Mort! Mort! Mort! is full of those kind of spurious anecdotes, offered as evidence to prove Downey’s points. One of the stories he tells to condemn unions involves a luxury car he once owned, which rattled because someone had welded “a tuna can with a bolt in it” inside the left rear passenger door. Downey explains, “Through the car’s serial number, Ford investigators traced the car back to the assembly line and identified the culprit, a disgruntled employee who resented anyone who could afford to buy a Lincoln.” Uh-huh.

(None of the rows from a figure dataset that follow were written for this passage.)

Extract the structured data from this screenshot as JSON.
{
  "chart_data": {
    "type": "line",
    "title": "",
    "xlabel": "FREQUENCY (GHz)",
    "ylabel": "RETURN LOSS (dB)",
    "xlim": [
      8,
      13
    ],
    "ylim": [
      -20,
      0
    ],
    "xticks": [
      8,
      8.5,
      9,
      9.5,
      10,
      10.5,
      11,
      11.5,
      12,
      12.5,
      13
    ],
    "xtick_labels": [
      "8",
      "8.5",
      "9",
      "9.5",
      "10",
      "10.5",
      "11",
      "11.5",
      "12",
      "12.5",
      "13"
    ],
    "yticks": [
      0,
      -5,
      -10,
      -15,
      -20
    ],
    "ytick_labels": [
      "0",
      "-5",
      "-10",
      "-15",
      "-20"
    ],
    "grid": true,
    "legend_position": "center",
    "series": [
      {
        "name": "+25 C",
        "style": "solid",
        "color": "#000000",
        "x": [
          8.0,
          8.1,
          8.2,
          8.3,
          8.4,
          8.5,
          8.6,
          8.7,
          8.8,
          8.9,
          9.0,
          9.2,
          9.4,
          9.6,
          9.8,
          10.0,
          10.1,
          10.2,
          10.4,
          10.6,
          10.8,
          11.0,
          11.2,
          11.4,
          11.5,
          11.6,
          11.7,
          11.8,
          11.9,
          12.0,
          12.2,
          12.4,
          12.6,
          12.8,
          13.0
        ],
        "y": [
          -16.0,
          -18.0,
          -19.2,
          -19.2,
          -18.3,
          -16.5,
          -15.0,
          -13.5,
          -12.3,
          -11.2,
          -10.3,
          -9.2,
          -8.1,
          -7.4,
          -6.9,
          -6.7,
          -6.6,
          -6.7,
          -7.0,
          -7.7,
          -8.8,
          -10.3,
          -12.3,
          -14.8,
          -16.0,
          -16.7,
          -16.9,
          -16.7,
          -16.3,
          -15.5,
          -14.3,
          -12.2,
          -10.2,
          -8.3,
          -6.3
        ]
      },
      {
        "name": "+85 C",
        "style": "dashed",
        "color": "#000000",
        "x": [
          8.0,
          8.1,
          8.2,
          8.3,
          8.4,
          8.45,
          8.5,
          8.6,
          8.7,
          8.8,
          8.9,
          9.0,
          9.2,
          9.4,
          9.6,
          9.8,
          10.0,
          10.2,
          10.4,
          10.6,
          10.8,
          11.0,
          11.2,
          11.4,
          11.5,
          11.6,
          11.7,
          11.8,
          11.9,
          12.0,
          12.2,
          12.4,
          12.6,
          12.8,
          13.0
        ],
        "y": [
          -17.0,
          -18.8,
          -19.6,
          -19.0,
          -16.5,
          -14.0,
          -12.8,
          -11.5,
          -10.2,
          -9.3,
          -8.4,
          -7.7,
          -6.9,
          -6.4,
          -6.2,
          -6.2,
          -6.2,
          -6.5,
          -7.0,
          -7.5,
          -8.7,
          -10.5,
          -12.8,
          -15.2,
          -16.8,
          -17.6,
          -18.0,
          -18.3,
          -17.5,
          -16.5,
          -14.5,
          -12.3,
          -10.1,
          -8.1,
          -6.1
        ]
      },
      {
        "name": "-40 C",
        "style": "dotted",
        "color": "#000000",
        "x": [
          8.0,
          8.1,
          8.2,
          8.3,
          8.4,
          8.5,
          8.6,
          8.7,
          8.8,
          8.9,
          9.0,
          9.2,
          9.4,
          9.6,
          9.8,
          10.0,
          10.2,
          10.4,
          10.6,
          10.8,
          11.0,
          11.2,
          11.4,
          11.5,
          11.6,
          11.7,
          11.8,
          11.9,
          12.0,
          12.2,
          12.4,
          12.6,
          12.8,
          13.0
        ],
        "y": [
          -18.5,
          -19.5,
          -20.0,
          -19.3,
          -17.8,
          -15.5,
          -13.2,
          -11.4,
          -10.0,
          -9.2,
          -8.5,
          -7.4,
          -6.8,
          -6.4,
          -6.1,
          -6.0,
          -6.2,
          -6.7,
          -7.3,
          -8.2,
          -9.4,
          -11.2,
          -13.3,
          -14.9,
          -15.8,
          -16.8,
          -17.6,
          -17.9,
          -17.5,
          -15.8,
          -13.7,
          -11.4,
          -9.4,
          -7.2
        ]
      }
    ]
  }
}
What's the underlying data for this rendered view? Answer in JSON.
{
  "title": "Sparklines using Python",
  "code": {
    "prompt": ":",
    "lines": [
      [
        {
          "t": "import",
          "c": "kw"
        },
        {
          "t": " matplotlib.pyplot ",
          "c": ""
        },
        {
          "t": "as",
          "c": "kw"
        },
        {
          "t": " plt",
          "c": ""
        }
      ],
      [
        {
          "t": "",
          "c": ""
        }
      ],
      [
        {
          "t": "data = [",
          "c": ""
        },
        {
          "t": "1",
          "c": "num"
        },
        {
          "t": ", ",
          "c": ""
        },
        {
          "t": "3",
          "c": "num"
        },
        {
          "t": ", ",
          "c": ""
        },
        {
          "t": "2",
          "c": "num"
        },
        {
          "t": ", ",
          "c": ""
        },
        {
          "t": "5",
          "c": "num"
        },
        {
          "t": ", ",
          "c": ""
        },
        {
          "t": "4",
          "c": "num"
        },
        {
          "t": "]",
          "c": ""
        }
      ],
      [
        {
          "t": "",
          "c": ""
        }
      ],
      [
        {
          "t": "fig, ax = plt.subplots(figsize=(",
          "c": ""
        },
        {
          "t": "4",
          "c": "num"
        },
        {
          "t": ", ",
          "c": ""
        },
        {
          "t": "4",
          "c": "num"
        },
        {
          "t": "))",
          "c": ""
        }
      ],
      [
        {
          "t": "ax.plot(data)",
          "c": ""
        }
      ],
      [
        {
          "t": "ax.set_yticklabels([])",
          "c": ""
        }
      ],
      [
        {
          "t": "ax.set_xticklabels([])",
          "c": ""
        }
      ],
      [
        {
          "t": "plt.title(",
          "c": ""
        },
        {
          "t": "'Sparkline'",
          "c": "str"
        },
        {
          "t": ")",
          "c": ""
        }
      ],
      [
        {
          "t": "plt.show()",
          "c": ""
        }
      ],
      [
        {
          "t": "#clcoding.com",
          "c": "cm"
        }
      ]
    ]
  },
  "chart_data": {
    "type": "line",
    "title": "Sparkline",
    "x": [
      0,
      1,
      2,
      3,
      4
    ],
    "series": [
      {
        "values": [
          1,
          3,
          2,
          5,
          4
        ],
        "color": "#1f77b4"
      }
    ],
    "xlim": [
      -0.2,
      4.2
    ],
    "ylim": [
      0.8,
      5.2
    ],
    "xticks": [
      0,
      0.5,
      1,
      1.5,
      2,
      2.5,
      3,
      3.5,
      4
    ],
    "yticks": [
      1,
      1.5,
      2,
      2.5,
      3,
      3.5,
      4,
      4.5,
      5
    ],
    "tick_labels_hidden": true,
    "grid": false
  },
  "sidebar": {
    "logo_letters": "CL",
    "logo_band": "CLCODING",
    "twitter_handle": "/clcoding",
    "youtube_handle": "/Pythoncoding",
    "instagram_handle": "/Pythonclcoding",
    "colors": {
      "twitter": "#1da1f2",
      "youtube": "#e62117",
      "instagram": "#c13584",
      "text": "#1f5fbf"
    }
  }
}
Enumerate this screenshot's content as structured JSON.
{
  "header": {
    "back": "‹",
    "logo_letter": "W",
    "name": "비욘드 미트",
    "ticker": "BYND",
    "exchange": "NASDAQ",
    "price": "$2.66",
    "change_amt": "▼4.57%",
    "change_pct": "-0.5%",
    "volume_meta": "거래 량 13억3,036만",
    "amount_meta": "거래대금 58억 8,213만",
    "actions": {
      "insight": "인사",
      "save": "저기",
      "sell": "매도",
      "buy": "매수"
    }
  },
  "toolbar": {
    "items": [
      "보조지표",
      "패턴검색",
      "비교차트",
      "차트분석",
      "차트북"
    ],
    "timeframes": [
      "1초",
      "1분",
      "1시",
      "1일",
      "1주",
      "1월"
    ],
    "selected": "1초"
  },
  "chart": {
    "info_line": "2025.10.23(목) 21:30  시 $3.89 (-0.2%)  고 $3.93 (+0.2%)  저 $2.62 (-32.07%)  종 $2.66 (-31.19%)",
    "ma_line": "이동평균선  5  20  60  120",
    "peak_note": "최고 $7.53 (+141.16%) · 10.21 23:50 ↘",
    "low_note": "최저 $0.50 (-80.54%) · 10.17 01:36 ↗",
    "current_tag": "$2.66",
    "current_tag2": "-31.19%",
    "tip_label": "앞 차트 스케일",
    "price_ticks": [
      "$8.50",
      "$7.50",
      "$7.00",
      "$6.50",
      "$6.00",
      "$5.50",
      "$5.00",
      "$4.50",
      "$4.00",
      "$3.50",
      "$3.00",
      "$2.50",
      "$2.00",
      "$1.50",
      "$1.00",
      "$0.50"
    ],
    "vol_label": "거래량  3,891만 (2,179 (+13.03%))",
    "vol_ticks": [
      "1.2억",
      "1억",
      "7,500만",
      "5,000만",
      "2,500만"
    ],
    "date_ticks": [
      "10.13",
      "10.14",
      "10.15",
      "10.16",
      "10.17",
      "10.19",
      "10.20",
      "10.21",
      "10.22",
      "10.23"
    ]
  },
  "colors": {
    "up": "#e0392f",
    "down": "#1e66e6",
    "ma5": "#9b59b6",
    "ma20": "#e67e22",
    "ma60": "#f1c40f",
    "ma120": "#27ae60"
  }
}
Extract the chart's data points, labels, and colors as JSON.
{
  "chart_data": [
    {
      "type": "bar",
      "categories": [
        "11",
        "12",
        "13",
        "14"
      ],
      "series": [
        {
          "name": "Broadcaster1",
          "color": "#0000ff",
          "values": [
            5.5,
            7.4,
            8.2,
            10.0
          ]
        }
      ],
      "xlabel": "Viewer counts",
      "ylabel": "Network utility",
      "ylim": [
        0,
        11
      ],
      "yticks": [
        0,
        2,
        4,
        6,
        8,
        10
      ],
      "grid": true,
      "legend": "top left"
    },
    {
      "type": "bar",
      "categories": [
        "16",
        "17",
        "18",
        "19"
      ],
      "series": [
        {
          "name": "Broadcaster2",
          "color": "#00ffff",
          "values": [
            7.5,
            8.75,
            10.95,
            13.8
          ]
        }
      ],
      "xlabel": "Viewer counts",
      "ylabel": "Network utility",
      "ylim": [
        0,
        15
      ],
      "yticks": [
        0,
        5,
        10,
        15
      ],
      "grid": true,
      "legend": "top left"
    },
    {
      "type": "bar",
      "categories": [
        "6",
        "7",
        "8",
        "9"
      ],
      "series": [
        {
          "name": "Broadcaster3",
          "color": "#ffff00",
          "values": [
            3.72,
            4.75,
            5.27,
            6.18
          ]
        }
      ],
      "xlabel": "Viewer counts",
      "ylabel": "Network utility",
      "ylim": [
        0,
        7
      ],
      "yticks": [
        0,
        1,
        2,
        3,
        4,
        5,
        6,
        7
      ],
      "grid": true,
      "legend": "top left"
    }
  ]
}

Ultimately, Downey’s fact-fudging sensationalism would be his undoing. In April of 1989—the same month as Wrestlemania V—Downey claimed he’d been attacked by neo-Nazis in an airport bathroom, and that they’d painted a swastika on his face. The problem with Downey’s story? The swastika in question was backwards, almost as though it had been painted by someone looking in a bathroom mirror. That incident, combined with declining ratings and lost sponsors—and a few ugly lawsuits against Downey for verbally and physically abusing guests—signaled the beginning of the end for The Morton Downey Jr. Show, which signed off in September of 1989, a few months before Downey filed for bankruptcy. Downey would kick around radio and cable news for the rest of his life, sometimes playing to his aggressive image, and sometimes rebranding himself as a changed man.
Of course, some might argue that Downey never really left broadcasting; he just started going by new names. Jerry Springer. Rush Limbaugh. Glenn Beck. Each of these men—and others besides—took something from Downey. If nothing else, the people who’ve followed the loud, overbearingly populist, fact-shmact example of The Morton Downey Jr. Show learned how to sell their sport, whipping their audiences into a controlled frenzy with a certain degree of showmanship, and overmatching.
The shouting, though? That’s always been real.